I am just curious about what you think. I am single, and we have been friends for years, since before he was married. He and I definitely could have been something, but we were never single at the same time. We have started spending a lot more time together, and there has been a lot of innocent flirting. The thing is, I am not sure I can handle this flirting with nothing coming. Do I try and bear it out or do I tell him that I like him more than he likes me and I can't take the flirting?

 
Anonymous

Asked by Anonymous at 1:48 AM on May. 13, 2009 in Relationships

This question is closed.
Answers (14)
  • I think I would tell him that he and his friendship means a lot to me, but that sometimes I feel uncomfortable because of some boundary issues. I would explain that it's not because you think he means anything by it, or anything like that (whether you want him to mean it or not), but because you are afraid that it could end up being misinterpreted by people and it could look like you both are disrespecting his wife. And, because he and she are so important to you, you would hate to send that impression to people.

    Also, yes, it's weird that she laughed, but then again, maybe it was killing her inside, but she laughed as a way to sort of save face, like, see, it doesn't bother me, there's no issue here, when it really did, kwim?
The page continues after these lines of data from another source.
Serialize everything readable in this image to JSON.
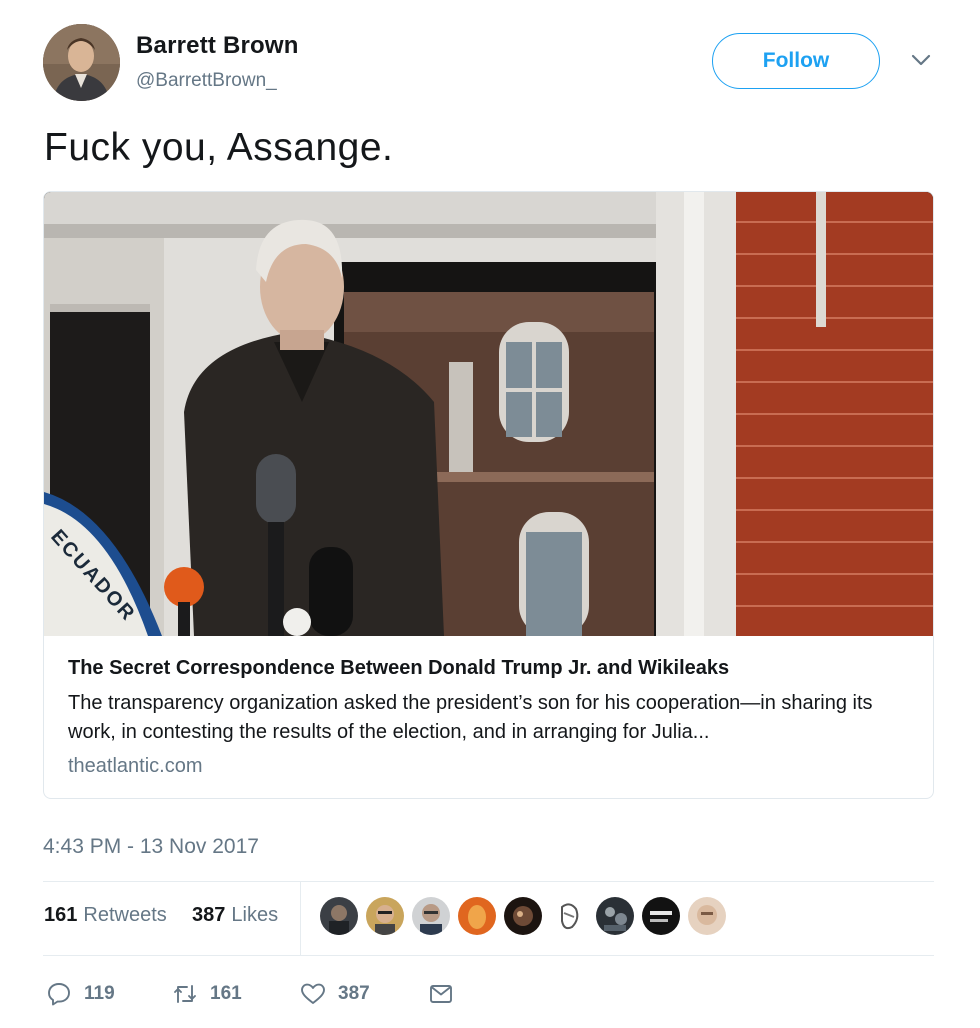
{
  "user": {
    "display_name": "Barrett Brown",
    "handle": "@BarrettBrown_"
  },
  "follow_label": "Follow",
  "tweet_text": "Fuck you, Assange.",
  "card": {
    "title": "The Secret Correspondence Between Donald Trump Jr. and Wikileaks",
    "description": "The transparency organization asked the president’s son for his cooperation—in sharing its work, in contesting the results of the election, and in arranging for Julia...",
    "domain": "theatlantic.com",
    "image_sign_text": "ECUADOR"
  },
  "timestamp": "4:43 PM - 13 Nov 2017",
  "stats": {
    "retweets_count": "161",
    "retweets_label": "Retweets",
    "likes_count": "387",
    "likes_label": "Likes"
  },
  "actions": {
    "replies": "119",
    "retweets": "161",
    "likes": "387"
  },
  "icons": [
    "chevron-down-icon",
    "reply-icon",
    "retweet-icon",
    "heart-icon",
    "message-icon"
  ],
  "colors": {
    "accent": "#1da1f2",
    "secondary_text": "#657786",
    "primary_text": "#14171a",
    "border": "#e1e8ed"
  }
}
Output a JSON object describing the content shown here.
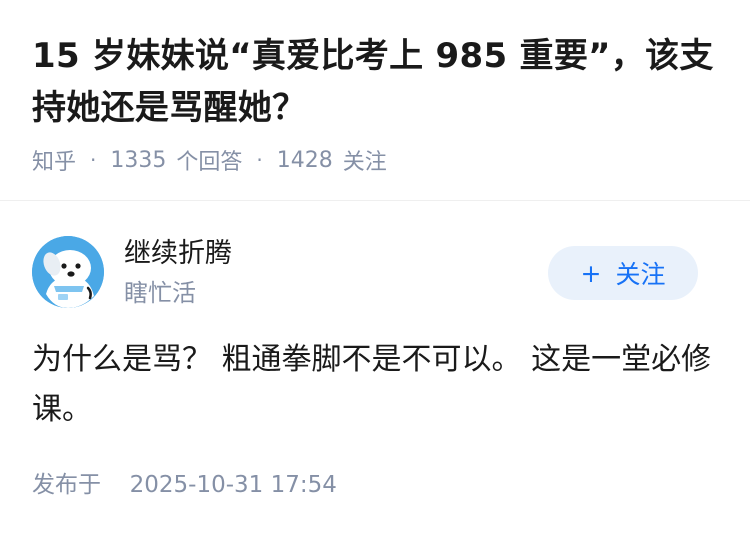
{
  "question": {
    "title": "15 岁妹妹说“真爱比考上 985 重要”，该支持她还是骂醒她？",
    "source": "知乎",
    "answers_count": "1335",
    "answers_label": "个回答",
    "followers_count": "1428",
    "followers_label": "关注",
    "separator": "·"
  },
  "author": {
    "name": "继续折腾",
    "headline": "瞎忙活",
    "avatar_icon": "cartoon-dog-avatar-icon",
    "follow_label": "关注",
    "follow_prefix": "+"
  },
  "answer": {
    "content": "为什么是骂？ 粗通拳脚不是不可以。 这是一堂必修课。",
    "published_label": "发布于",
    "published_time": "2025-10-31 17:54"
  },
  "colors": {
    "title_text": "#1a1a1a",
    "meta_text": "#8590a6",
    "follow_text": "#1772f6",
    "follow_bg": "#e9f1fb",
    "avatar_bg": "#4aa8e6"
  }
}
    But, since he's pushing this, you need to set the boundaries - he's married, and not to you, so there should be an "end" on where "friend" goes, kwim?
    sailorwifenmom

    Answer by sailorwifenmom at 3:21 AM on May. 13, 2009

  • you shouldnt be flirting period, hes married hes the one who made the decision
    Breezy1988

    Answer by Breezy1988 at 1:50 AM on May. 13, 2009

  • Umm hes married... Leave him alone or his crazy ass wife might kill u. Have u ever seen Obsessed? I wouldnt ever mess with a married man not just because of std's, unwanted preg., but what is his wife finds out and she goes all crazy on you?
    Anonymous

    Answer by Anonymous at 1:52 AM on May. 13, 2009

  • He's married and it's not to you. Time to get over your past and move on. Find you own man.
    Anonymous

    Answer by Anonymous at 1:52 AM on May. 13, 2009

  • He is the one flirting. Like today, we were playing catch with a few of us, he threw over my head and went to go get the ball. He was gone a while, when he came back he had a flower in his hand. He brushed it along my neck and then gave it to me. I liked it, but I liked it too much, you know? I just want to get a handle on this before it gets out of control. Do I ignore it, and hope it goes away, or do I tell him it may mean more to me than him and it isn't fair. I would tell him it isn't fair to his wife, but she doesn't care. She was out there with us today and she laughed as I laughed because the flower tickled.
    Anonymous

    Answer by Anonymous at 1:55 AM on May. 13, 2009

  • SORRY, ANON:55 is the OP. I should have clarified before I posted that.
    Anonymous

    Answer by Anonymous at 1:56 AM on May. 13, 2009

  • Mayb they want u to join them in bed with them... kinda kinky.. I can see it u two are about do u know and here she comes in bed with u two!
    Anonymous

    Answer by Anonymous at 1:56 AM on May. 13, 2009

  • ask him to get a divorce.
    Anonymous

    Answer by Anonymous at 1:58 AM on May. 13, 2009

  • I half agree with Anon:56. That seems weird to me. I mean, maybe they are just very trusting of each other. But that still seems a little odd. I could see her not saying anything since you weren't in private, but to laugh and encourage is the weird part. I would definitely ask him what he thinks he is doing.
    Mom1Stepmom1

    Answer by Mom1Stepmom1 at 1:59 AM on May. 13, 2009

  • I think you should get over your little crush and move on and if you can't stop with the flirting then stay away for a little while. Maybe you feel a crush on him cuz you know him real well and you might be lonely but to mess up a marriage is reckless. Maybe yes he is flirtig but it is wrong and you don't want to be considered a home wrecker and trust me one day you will get married and Karma is a real thing.